Furthermore, Sigourney is the daughter of TV pioneer Sylvester "Pat" Weaver and Tori is the daughter of "The Sultan of Schlock" Aaron Spelling.
A harmless coincidence? You tell me...
So once you have digested the cheesy goodness that is "Half-Moon Street", what life lessons will you take away?
1) Having a gynecologist who knows karate is great--for them. However, it won't do a damn thing for you.
2) Higher education and an advanced degree does not guarantee one a life-time of meaningful employment.
3) Graduating from Yale Drama School (as Weaver did) also does not guarantee one a life-time of stellar parts on the stage or the screen.

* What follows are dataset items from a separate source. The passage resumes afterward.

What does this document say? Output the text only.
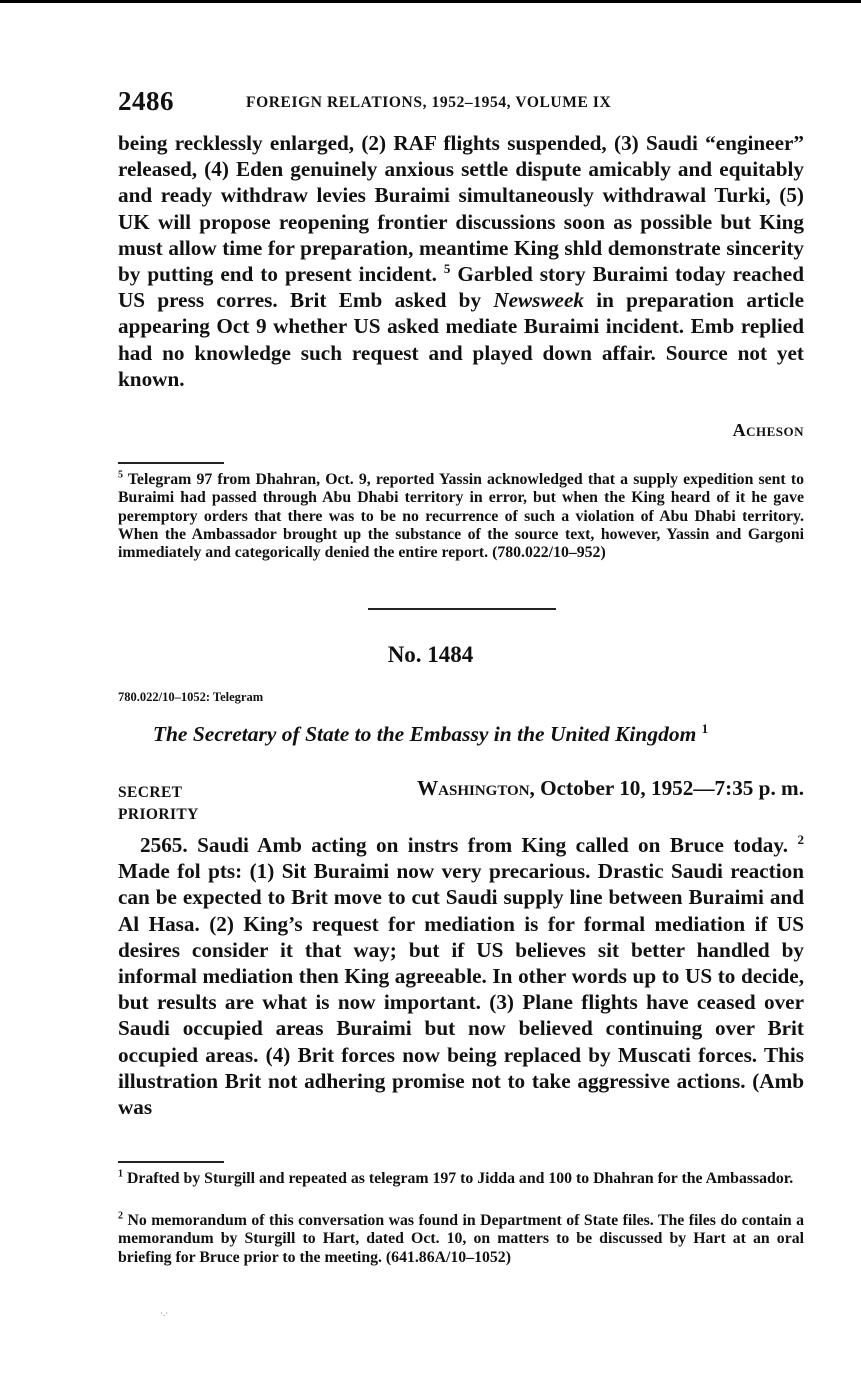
2486	FOREIGN RELATIONS, 1952–1954, VOLUME IX
being recklessly enlarged, (2) RAF flights suspended, (3) Saudi “engineer” released, (4) Eden genuinely anxious settle dispute amicably and equitably and ready withdraw levies Buraimi simultaneously withdrawal Turki, (5) UK will propose reopening frontier discussions soon as possible but King must allow time for preparation, meantime King shld demonstrate sincerity by putting end to present incident. $^5$ Garbled story Buraimi today reached US press corres. Brit Emb asked by Newsweek in preparation article appearing Oct 9 whether US asked mediate Buraimi incident. Emb replied had no knowledge such request and played down affair. Source not yet known.
Acheson
$^5$ Telegram 97 from Dhahran, Oct. 9, reported Yassin acknowledged that a supply expedition sent to Buraimi had passed through Abu Dhabi territory in error, but when the King heard of it he gave peremptory orders that there was to be no recurrence of such a violation of Abu Dhabi territory. When the Ambassador brought up the substance of the source text, however, Yassin and Gargoni immediately and categorically denied the entire report. (780.022/10–952)
No. 1484
780.022/10–1052: Telegram
The Secretary of State to the Embassy in the United Kingdom $^1$
SECRET
PRIORITY
Washington, October 10, 1952—7:35 p. m.
2565. Saudi Amb acting on instrs from King called on Bruce today. $^2$ Made fol pts: (1) Sit Buraimi now very precarious. Drastic Saudi reaction can be expected to Brit move to cut Saudi supply line between Buraimi and Al Hasa. (2) King’s request for mediation is for formal mediation if US desires consider it that way; but if US believes sit better handled by informal mediation then King agreeable. In other words up to US to decide, but results are what is now important. (3) Plane flights have ceased over Saudi occupied areas Buraimi but now believed continuing over Brit occupied areas. (4) Brit forces now being replaced by Muscati forces. This illustration Brit not adhering promise not to take aggressive actions. (Amb was
$^1$ Drafted by Sturgill and repeated as telegram 197 to Jidda and 100 to Dhahran for the Ambassador.
$^2$ No memorandum of this conversation was found in Department of State files. The files do contain a memorandum by Sturgill to Hart, dated Oct. 10, on matters to be discussed by Hart at an oral briefing for Bruce prior to the meeting. (641.86A/10–1052)
·.·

4) Vincent Lindon, the sexy Frenchman Sigourney shacks up with, once dated Princess Caroline of Monaco. There was even speculation they might marry. Alas, after 5 years, the duo called it quits and Caroline eventually married Prince Ernst of Hanover (they are currently separated, sad to say).
5) Whether you call yourself a hooker, an escort, a call girl, a lady of the evening or a street walker, you still sell your body for cash to strangers. Sad, really--and dangerous.
6) Few johns look like Michael Caine.
7) Sigourney is one of the few silver screen hookers who didn't get an Oscar or an Oscar nomination for playing a doxie. Kim Basinger, Shirley Jones, Elisabeth Shue, Sharon Stone, Donna Reed, Jane Fonda and Jodie Foster were luckier.
Last, but not least, "Half-Moon Street" may be a swanky address in London, but it's a cinematic dead-end everywhere else.